Jamal Uddin and Zubair of Habiganj, both in their twenties, told the local media that while bringing them from Habiganj the trafficker Sagar Biswas has said that he would send them to Malaysia by ship. They wouldn’t have to pay anything at the time, and would only have to pay a small sum after they got their jobs in Malaysia. But then he handed them over to another trafficker in Cox’s Bazar for 15 thousand taka each.

In police detention, Sagar Biswas tells Prothom Alo that there are hundreds of such dealers who bring people from various districts to Cox’s Bazar free of cost. They then receive from 5000 to 15 thousand taka when they hand them over to traffickers there. Human trafficking has become a lucrative business. These passengers are taken to Thailand and other places where they are sold for 200 thousand to 250 thousand per head.

On 4 August a trawler carrying over a hundred passengers was destroyed along the Naziratek coast. Thirty-five-year-old Alam Sheikh of Narsingdi died in the accident. Survivor of the accident, Mohammed Shaheen of Narsingdi, says, “The trawler was destroyed in the turbulent waves during stormy weather on the way to Malaysia.” He managed to survive by clinging on to a barrel and floating to the shore.

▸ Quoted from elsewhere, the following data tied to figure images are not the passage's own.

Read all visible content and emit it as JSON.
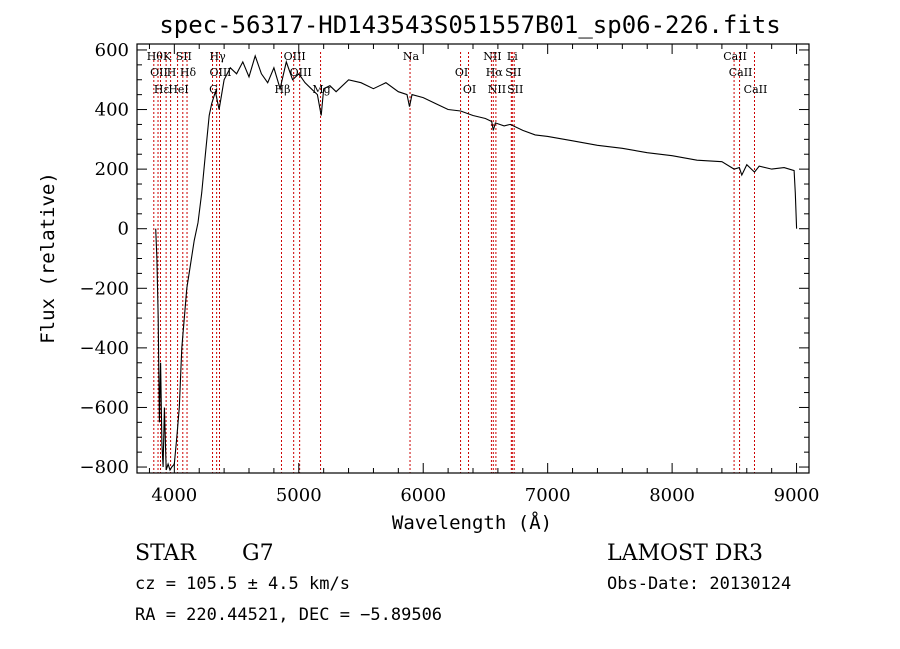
{
  "chart_data": {
    "type": "line",
    "title": "spec-56317-HD143543S051557B01_sp06-226.fits",
    "xlabel": "Wavelength (Å)",
    "ylabel": "Flux (relative)",
    "xlim": [
      3700,
      9100
    ],
    "ylim": [
      -820,
      620
    ],
    "xticks": [
      4000,
      5000,
      6000,
      7000,
      8000,
      9000
    ],
    "yticks": [
      -800,
      -600,
      -400,
      -200,
      0,
      200,
      400,
      600
    ],
    "xtick_labels": [
      "4000",
      "5000",
      "6000",
      "7000",
      "8000",
      "9000"
    ],
    "ytick_labels": [
      "−800",
      "−600",
      "−400",
      "−200",
      "0",
      "200",
      "400",
      "600"
    ],
    "series": [
      {
        "name": "spectrum",
        "x": [
          3850,
          3860,
          3870,
          3880,
          3890,
          3900,
          3910,
          3920,
          3935,
          3950,
          3965,
          3980,
          4000,
          4020,
          4040,
          4060,
          4080,
          4100,
          4130,
          4160,
          4190,
          4220,
          4250,
          4280,
          4300,
          4330,
          4360,
          4400,
          4450,
          4500,
          4550,
          4600,
          4650,
          4700,
          4750,
          4800,
          4850,
          4900,
          4950,
          5000,
          5050,
          5100,
          5150,
          5180,
          5200,
          5250,
          5300,
          5400,
          5500,
          5600,
          5700,
          5800,
          5870,
          5890,
          5910,
          6000,
          6100,
          6200,
          6300,
          6400,
          6500,
          6550,
          6563,
          6580,
          6650,
          6700,
          6800,
          6900,
          7000,
          7200,
          7400,
          7600,
          7800,
          8000,
          8200,
          8400,
          8498,
          8540,
          8560,
          8600,
          8662,
          8700,
          8800,
          8900,
          8980,
          8990,
          9000
        ],
        "y": [
          0,
          -100,
          -300,
          -650,
          -450,
          -720,
          -800,
          -600,
          -810,
          -790,
          -810,
          -800,
          -790,
          -700,
          -600,
          -400,
          -300,
          -200,
          -120,
          -40,
          20,
          120,
          250,
          380,
          420,
          460,
          400,
          500,
          540,
          520,
          560,
          510,
          580,
          520,
          490,
          540,
          470,
          560,
          500,
          520,
          490,
          470,
          450,
          380,
          470,
          480,
          460,
          500,
          490,
          470,
          490,
          460,
          450,
          410,
          450,
          440,
          420,
          400,
          395,
          380,
          370,
          360,
          330,
          355,
          345,
          350,
          330,
          315,
          310,
          295,
          280,
          270,
          255,
          245,
          230,
          225,
          200,
          205,
          180,
          215,
          190,
          210,
          200,
          205,
          195,
          120,
          0
        ]
      }
    ],
    "lines": [
      {
        "x": 3835,
        "label": "Hθ"
      },
      {
        "x": 3869,
        "label": "OII"
      },
      {
        "x": 3889,
        "label": "Hε"
      },
      {
        "x": 3934,
        "label": "K"
      },
      {
        "x": 3970,
        "label": "H"
      },
      {
        "x": 4026,
        "label": "HeI"
      },
      {
        "x": 4068,
        "label": "SII"
      },
      {
        "x": 4102,
        "label": "Hδ"
      },
      {
        "x": 4307,
        "label": "G"
      },
      {
        "x": 4340,
        "label": "Hγ"
      },
      {
        "x": 4363,
        "label": "OIII"
      },
      {
        "x": 4861,
        "label": "Hβ"
      },
      {
        "x": 4959,
        "label": "OIII"
      },
      {
        "x": 5007,
        "label": "OIII"
      },
      {
        "x": 5175,
        "label": "Mg"
      },
      {
        "x": 5894,
        "label": "Na"
      },
      {
        "x": 6300,
        "label": "OI"
      },
      {
        "x": 6364,
        "label": "OI"
      },
      {
        "x": 6548,
        "label": "NII"
      },
      {
        "x": 6563,
        "label": "Hα"
      },
      {
        "x": 6584,
        "label": "NII"
      },
      {
        "x": 6708,
        "label": "Li"
      },
      {
        "x": 6716,
        "label": "SII"
      },
      {
        "x": 6731,
        "label": "SII"
      },
      {
        "x": 8498,
        "label": "CaII"
      },
      {
        "x": 8542,
        "label": "CaII"
      },
      {
        "x": 8662,
        "label": "CaII"
      }
    ]
  },
  "info": {
    "object_class": "STAR",
    "subclass": "G7",
    "survey": "LAMOST DR3",
    "redshift": "cz = 105.5 ± 4.5 km/s",
    "obs_date": "Obs-Date: 20130124",
    "coords": "RA = 220.44521, DEC =  −5.89506"
  },
  "colors": {
    "line": "#000000",
    "marker": "#cc0000",
    "background": "#ffffff"
  }
}
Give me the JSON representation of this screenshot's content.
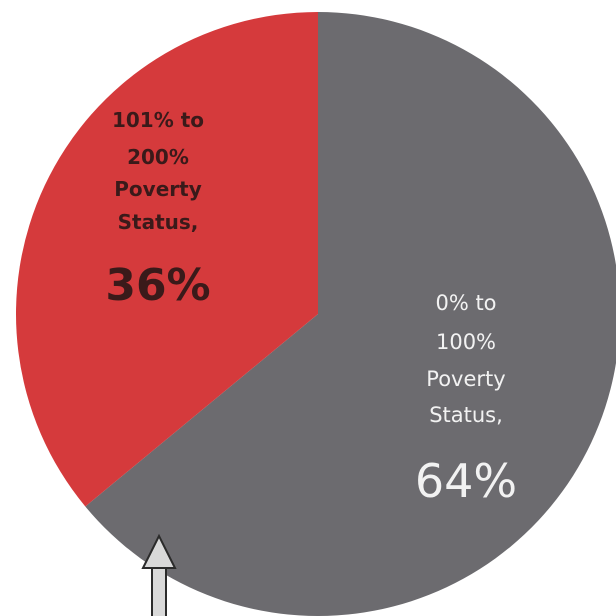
{
  "chart_data": {
    "type": "pie",
    "slices": [
      {
        "label_lines": [
          "0% to",
          "100%",
          "Poverty",
          "Status,"
        ],
        "value_label": "64%",
        "value": 64,
        "color": "#6c6b6f"
      },
      {
        "label_lines": [
          "101% to",
          "200%",
          "Poverty",
          "Status,"
        ],
        "value_label": "36%",
        "value": 36,
        "color": "#d53a3c"
      }
    ],
    "start_angle": "12 o'clock",
    "direction": "clockwise"
  }
}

Police super Shyamal Kumar Nath of Cox’s Bazar says, “The police has been kept on alert about human trafficking. The police have also been holding rallies and gathering to raise public awareness against trafficking in Ukhia, Teknaf and the sadar upazila.

OC of Teknaf police station Mukhter Hossain says that over the past eight months the police, BGB and other law enforcing agencies caught 533 passengers from the Teknaf coast alone. And 122 cases have been filed against over 400 traffickers in Teknaf police station. The police are endeavouring to end human trafficking completely, he says.